If these signs and symptoms are not present, the likelihood of a true compression existing is greatly diminished. If it is a relatively new symptom, it might take two to three weeks before signs of atrophy and weakness are noticeable, but even then, a needle EMG will show signs of de-enervation. I would expect, with true CTS, to see some loss of sensation along the thumb and forefinger, as well as some weakness of the muscles thereof. In the absence of these signs and symptoms, I would start to question the diagnosis.
Differentials can include a median nerve irritation at the elbow, a brachial plexus irritation (these previous sites of compression were sometimes known as the "double and triple crush" areas), or even vascular reasons for compression.
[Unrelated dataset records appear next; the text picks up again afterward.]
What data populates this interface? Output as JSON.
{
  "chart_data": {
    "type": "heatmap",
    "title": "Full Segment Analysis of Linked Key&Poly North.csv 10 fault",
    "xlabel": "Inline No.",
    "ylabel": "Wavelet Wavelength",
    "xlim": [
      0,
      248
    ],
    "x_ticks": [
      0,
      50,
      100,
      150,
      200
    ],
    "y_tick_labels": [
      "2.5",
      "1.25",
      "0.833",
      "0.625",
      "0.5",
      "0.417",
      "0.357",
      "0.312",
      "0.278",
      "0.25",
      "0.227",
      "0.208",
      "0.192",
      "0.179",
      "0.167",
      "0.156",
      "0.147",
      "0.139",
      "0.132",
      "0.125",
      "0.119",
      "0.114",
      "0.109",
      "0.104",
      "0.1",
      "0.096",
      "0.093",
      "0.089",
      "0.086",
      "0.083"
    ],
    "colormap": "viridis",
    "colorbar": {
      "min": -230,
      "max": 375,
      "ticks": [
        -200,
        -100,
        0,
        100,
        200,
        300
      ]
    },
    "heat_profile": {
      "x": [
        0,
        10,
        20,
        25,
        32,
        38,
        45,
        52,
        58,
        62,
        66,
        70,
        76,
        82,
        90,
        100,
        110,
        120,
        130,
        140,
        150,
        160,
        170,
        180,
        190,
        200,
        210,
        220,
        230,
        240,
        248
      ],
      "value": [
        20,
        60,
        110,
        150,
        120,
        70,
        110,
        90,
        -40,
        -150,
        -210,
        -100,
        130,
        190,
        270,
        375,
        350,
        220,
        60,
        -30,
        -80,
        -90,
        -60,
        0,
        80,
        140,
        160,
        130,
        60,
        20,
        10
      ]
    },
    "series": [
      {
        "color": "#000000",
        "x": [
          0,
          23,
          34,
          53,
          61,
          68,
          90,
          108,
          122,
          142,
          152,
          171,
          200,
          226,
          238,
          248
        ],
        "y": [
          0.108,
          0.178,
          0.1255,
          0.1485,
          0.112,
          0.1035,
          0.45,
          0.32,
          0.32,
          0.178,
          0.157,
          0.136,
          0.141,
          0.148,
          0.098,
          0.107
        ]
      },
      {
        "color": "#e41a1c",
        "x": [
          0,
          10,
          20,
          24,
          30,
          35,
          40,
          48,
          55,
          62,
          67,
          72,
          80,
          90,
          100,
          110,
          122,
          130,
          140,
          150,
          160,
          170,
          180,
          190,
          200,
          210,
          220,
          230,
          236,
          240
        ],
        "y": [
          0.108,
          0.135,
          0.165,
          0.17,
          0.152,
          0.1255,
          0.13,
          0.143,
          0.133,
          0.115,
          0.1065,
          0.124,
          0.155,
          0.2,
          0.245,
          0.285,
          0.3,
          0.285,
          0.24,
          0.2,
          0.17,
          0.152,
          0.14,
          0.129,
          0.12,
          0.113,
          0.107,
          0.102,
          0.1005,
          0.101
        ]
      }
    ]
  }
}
If the compression is bilateral, I would start to look to possible systemic causes of inflammation such as a nutritional deficiency (often B6) or a problem with blood perfusion. Regardless, to have true CTS, one must find the real signs of compression or, in their absence, consider an alternate diagnosis.
There are great treatment protocols for CTS including cold-laser treatment, friction massage, etc. In the end, I think everything is good and effective, but the neurological state must be balanced if a patient is expected to achieve long-standing relief and eliminate the need for surgery. Finally, I am not a big advocate of the CTS brace commonly prescribed by both the medical and chiropractic professions. They can provide symptomatic relief due to the forced extended state the wrist is placed in, but the neurological consequence of a soft, static stretch on any tissue is an increased facilitation of that stretched muscle. In other words, we actually will increase the tension of the flexor group in question when wearing the brace for an extended period of time, which more likely than not will impede long-term stability.